Depuis le début de la semaine, les actions sont devenues plus militantes, certaines ayant un impact économique. Les étudiants ont bloqué l'accès au port de Montréal, bloqué des autoroutes, occupé les bureaux du Conseil du patronat et des bureaux de ministres et de députés. Quelques étudiants ont entrepris une grève de la faim.

Mercredi, une quarantaine d'étudiants sont allés manifester au siège social de la Fédération des travailleurs du Québec (FTQ), la plus importante centrale syndicale au Québec. Les étudiants voulaient dénoncer les propos que le président de la FTQ, Henri Massé, avaient tenus la veille : «C'est clair que les associations étudiantes devront faire des compromis. On ne peut pas régler sans compromis. Je leur suggère de faire des compromis.» Il a ajouté que les étudiants doivent donner à leurs dirigeants «un peu de marge de manoeuvre pour négocier».

Les dirigeants syndicaux ont donné leur appui à la grève étudiante, mais un appui qui ne dépassera pas l'exercice de rhétorique. D'un côté, ils veulent faire pression sur le gouvernement Charest pour que ce dernier ne remette pas en cause leur participation à la gestion de l'État et de l'autre, ils veulent faire la démonstration de leur «sens des responsabilités» et de leur utilité pour assurer la « paix sociale ».

Depuis plus de trente ans, la bureaucratie syndicale a été intimement liée aux grandes décisions étatiques, un pouvoir qui s'exerce par le truchement de sa participation à une multitude de comités tripartites gouvernement-patronat-syndicat. L'exemple le plus évident de l'impact de cette collaboration des dirigeants syndicaux avec le gouvernement et le patronat a été la collaboration active de la bureaucratie syndicale au « déficit zéro » du gouvernement péquiste de Lucien Bouchard.

Au nom de la lutte au déficit, le Parti québécois (PQ) alors au pouvoir a imposé les plus importantes compressions budgétaires, y compris dans l'éducation et la santé, jamais entreprises à ce jour avec la bénédiction des dirigeants syndicaux. Ce sont même eux qui ont insisté pour que le gouvernement péquiste adopte un programme de retraites anticipées qui a mené à l'élimination de dizaines de milliers d'emplois dans le secteur public.

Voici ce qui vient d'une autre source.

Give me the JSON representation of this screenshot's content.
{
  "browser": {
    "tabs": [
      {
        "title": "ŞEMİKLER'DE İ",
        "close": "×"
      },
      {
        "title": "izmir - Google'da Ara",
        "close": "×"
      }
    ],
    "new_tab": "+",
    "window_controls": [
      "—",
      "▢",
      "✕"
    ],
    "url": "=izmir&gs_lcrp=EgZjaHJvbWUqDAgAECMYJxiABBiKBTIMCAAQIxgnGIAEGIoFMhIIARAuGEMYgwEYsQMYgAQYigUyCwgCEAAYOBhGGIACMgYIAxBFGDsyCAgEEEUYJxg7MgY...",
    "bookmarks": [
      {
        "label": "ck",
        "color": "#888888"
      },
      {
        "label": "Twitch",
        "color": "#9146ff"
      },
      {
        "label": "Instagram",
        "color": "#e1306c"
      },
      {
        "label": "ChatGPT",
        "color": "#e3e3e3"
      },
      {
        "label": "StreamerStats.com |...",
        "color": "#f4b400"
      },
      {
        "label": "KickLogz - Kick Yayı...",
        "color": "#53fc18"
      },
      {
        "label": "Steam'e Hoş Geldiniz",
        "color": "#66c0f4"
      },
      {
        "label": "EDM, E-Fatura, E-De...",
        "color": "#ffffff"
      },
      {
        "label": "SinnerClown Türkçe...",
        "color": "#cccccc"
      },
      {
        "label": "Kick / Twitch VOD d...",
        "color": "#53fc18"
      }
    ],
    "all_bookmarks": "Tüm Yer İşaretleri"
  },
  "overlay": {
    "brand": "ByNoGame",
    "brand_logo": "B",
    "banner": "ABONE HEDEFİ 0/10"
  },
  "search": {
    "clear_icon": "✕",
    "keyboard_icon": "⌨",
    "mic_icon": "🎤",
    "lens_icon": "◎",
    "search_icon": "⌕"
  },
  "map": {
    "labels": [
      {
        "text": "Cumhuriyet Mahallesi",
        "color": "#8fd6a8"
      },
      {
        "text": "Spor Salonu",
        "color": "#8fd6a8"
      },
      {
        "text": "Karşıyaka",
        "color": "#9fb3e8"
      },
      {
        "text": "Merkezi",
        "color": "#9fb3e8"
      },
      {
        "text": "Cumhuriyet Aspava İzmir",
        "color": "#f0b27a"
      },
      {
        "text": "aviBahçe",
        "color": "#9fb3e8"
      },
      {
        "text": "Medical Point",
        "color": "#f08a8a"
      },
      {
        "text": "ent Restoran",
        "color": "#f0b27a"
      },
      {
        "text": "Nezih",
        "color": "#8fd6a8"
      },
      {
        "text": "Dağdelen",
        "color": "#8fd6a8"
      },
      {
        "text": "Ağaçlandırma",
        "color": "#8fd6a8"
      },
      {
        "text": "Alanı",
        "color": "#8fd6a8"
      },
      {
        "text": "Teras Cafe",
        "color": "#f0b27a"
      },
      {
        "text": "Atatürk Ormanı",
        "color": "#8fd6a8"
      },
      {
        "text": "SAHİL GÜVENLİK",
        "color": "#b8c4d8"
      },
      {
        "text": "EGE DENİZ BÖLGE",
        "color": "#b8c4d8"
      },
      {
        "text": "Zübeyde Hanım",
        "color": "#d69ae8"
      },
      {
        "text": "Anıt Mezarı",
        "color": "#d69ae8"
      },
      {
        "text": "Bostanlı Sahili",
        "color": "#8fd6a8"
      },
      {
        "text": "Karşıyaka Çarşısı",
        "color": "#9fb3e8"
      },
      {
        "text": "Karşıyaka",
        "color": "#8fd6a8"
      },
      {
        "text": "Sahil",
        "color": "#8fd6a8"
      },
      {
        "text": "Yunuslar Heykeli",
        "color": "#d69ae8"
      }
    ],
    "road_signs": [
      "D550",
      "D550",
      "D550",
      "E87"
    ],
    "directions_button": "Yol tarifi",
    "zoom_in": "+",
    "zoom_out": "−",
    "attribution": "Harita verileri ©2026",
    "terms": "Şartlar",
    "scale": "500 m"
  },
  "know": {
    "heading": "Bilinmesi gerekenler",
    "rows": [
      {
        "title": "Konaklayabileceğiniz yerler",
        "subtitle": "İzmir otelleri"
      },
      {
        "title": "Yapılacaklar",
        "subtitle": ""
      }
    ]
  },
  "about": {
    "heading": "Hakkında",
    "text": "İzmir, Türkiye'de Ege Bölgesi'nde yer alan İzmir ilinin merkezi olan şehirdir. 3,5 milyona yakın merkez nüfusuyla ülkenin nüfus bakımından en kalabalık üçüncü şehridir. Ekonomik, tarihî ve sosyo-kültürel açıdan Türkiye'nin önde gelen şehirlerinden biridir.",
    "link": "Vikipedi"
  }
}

Formellement, les étudiants ont entrepris la grève pour s'opposer à la conversion de 103 millions de bourses en prêts, une mesure qui touche les plus démunis d'entre eux, les seuls qui de toute façon ont droit aux bourses. Avant la réforme du gouvernement libéral de Jean Charest, l'étudiant moyen recevait par année 2400 $ en prêts et 2600 $ en bourses. Avec les changements imposés par le gouvernement Charest, le même étudiant reçoit 4700 $ en prêts et 300 $ en bourse. Cela a pour conséquence de faire passer la dette étudiante moyenne de 14.000 $ à 21.500 $.

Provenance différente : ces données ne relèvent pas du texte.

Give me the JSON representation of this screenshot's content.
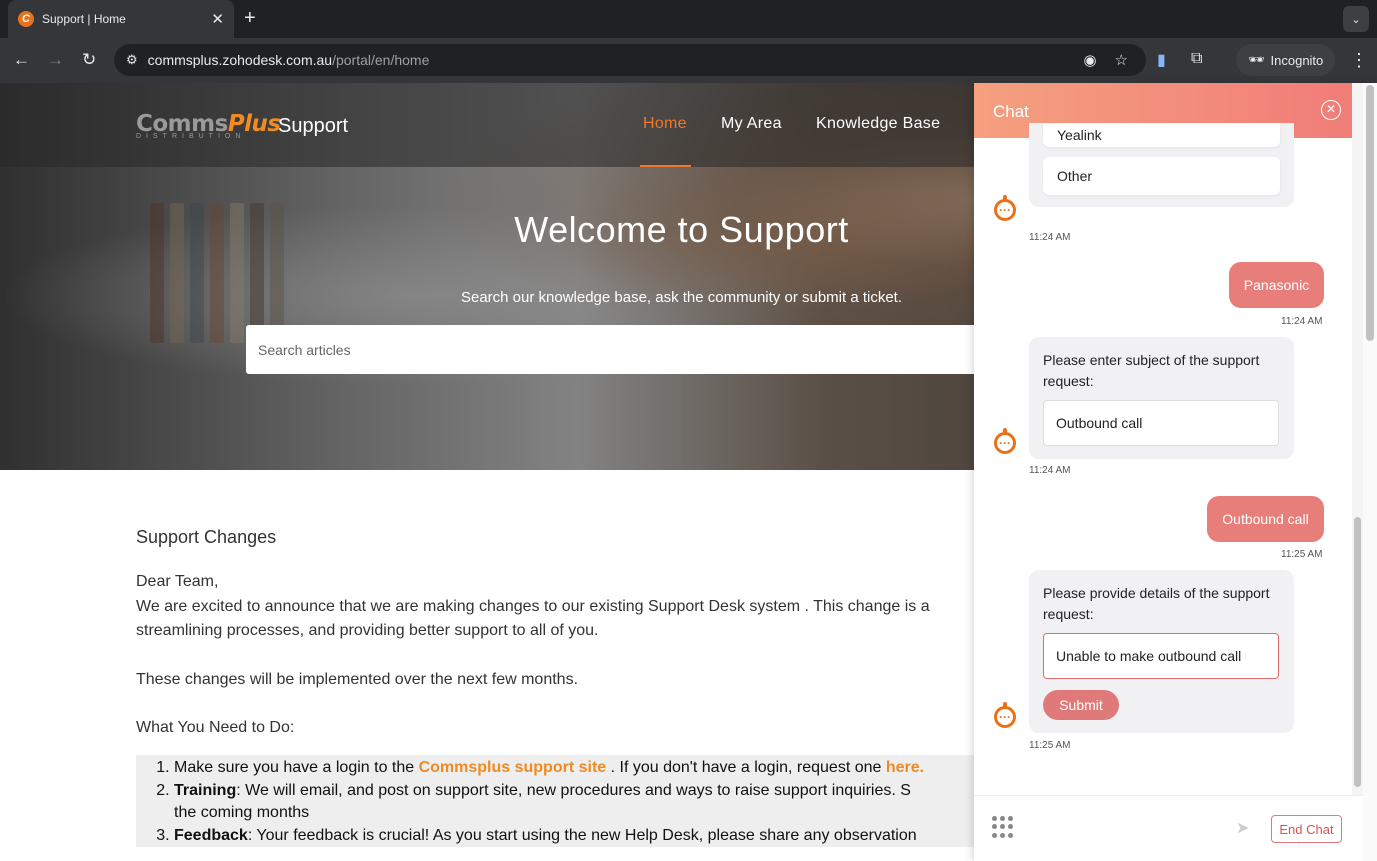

La grève étudiante n'est que la dernière manifestation d'une profonde opposition aux politiques de droite et elle bénéficie d'un large appui dans la population, comme en témoigne les sections de lettres des lecteurs des quotidiens et les lignes ouvertes.

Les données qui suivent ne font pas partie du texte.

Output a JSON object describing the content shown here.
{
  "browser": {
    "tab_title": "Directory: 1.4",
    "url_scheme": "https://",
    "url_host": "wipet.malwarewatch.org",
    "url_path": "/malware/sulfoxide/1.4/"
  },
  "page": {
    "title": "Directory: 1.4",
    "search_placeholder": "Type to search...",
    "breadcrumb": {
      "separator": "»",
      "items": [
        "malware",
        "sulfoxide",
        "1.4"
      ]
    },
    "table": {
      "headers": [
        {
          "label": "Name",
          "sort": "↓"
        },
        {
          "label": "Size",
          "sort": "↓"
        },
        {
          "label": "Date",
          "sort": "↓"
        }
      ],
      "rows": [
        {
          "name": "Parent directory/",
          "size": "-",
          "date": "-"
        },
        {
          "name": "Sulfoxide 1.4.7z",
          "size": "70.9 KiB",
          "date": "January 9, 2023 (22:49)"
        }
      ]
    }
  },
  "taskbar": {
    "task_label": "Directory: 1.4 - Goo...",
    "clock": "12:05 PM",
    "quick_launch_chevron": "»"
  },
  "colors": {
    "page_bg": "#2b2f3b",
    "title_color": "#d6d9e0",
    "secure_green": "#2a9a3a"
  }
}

Le gouvernement Charest est un des gouvernements les plus impopulaires de l'histoire québécoise. Moins de six mois après son élection en avril 2003, il obtenait des taux d'insatisfaction de 70 pour cent et demeure dans ces environs depuis. À la fin de 2003, début 2004, pour garder le contrôle sur leurs membres, les dirigeants syndicaux ont dû dire qu'ils organiseraient une grève générale contre le gouvernement Charest. Ils ont manoeuvré pendant des mois pour créer les conditions pour la saboter en automne 2004, il y a six mois seulement.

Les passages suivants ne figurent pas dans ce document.